Our Story
My husband and I came into parenting with hopeful expectations. We couldn’t wait to grow our family. To share our love of the outdoors, adventuring, and building things together with our children. We were optimistic that our child-raising years would be full of only the best things.
We did not anticipate that hard things would grow alongside beautiful things—that mental and behavioral health challenges would take root in the early years of our children’s lives and silently develop until our home was bursting at the seams with the kind of chaos that requires professional help.
But there I was, nine years into motherhood, gripping the phone while the behavioral therapist was on the other end. He had come to play an essential role in our lives, helping us navigate the complexities of health challenges that we were facing with each one of our children.
“There is a therapeutic inpatient program that I think could help your daughter.”
My hands started shaking when he spoke these words. My sweet girl, barely seven years old at the time, had just been evaluated for intrusive thought obsessive-compulsive disorder (OCD). My daughter had the highest results that our therapist had ever seen in a young child.
He was confirming what I already knew to be true, as I had been on the receiving end of countless obsessive confessions for months. My kindhearted daughter had a relentless voice in her head, speaking thoughts of condemnation, fear, and distress every moment of the day. Filled with anxiety and growing weary, there was no reprieve for her from the unwanted thoughts and the need to confess them to me. We were caught in a cycle that had stolen the carefree childhood I longed to give her.
I felt a wave of fatigue sweep over me as I hung up the phone that day. This unseen battle had a name; the test held the proof. We added OCD to the list of unexplained struggles our daughter was facing.
This conversation with our therapist confirmed more than a diagnosis, it also kicked my maternal instinct into high gear. I felt a rising fervency within me: if my child was going to have to fight these unrelenting thoughts and compulsive behavior, then I was going to fight with everything in me to preserve the childhood she deserved.
Going to an inpatient facility was not an option. I needed to find answers that could help her heal at home, surrounded by the people who loved her most.
I wish I could say that this was the only “fire” we were working to put out that year, but the truth is, the whole house—and everyone in it—was on FIRE, metaphorically speaking. We had experienced an undercurrent of other mental health struggles in our children that stemmed back to when they were toddlers.
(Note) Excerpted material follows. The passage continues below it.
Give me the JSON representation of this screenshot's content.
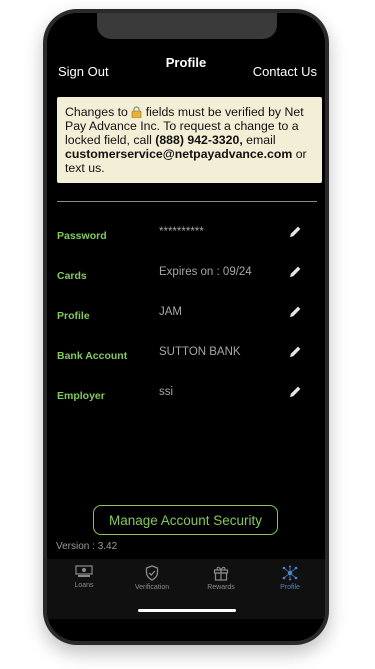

Rage, aggression, agitation, anxiety, depression, restrictive eating, and attention deficit hyperactivity disorder (ADHD) symptoms increased with every passing year.
I did not know it at the time, but my daughter’s intense onset of OCD was like a spotlight, illuminating the way forward to my children’s eventual—and more complete–diagnosis: pediatric acute-onset neuropsychiatric syndrome/pediatric autoimmune neuropsychiatric disorders associated with streptococcal infections (PANS/PANDAS).
With my daughter’s OCD diagnosis in hand, I began researching this combination of mental health symptoms, as well as mold illness, which I had suspected was playing a contributing role. Although the research was just emerging at the time, and there were limited resources, every article I read about PANS/PANDAS sounded like an exact description of my children.
My husband and I began to make changes to the way we approached our children’s health, as well as changes in the way we were parenting, seeking ways to connect with them and bring a feeling of safety and security to our home during a time of uncertainty. We strove to equip our children with healthy coping skills and tools for when they were struggling most, and we found—through a great deal of trial and error—health professionals who could support and guide our family on our journey.
Today, nearly four years since that phone call with our behavioral therapist—and after utilizing labs, functional treatment, behavioral therapy, homeopathy, and nutritional changes—our family is well along the path to healing. We have our sweet daughter back, unburdened by OCD. We have our son's laughter back, unclouded by depression. Through the struggles that they have overcome, we have learned so much about how the brain, body, and immune system work together, and how we are our children’s best hope for healing.
As parents navigating the world of autoimmune disease, we are weary: there is so much to learn, and so few reliable resources on these topics. Our world is riddled with pathogens and toxins that are working against the health of our children.
My hope is that this space can become a source of wisdom and resources to help you on your family’s journey: easy-to-digest and informed articles, diagrams, and more to help parents, grandparents, friends, families, and teachers.
We know that, together, there is hope for Redeeming Childhood, both for our children and for our world.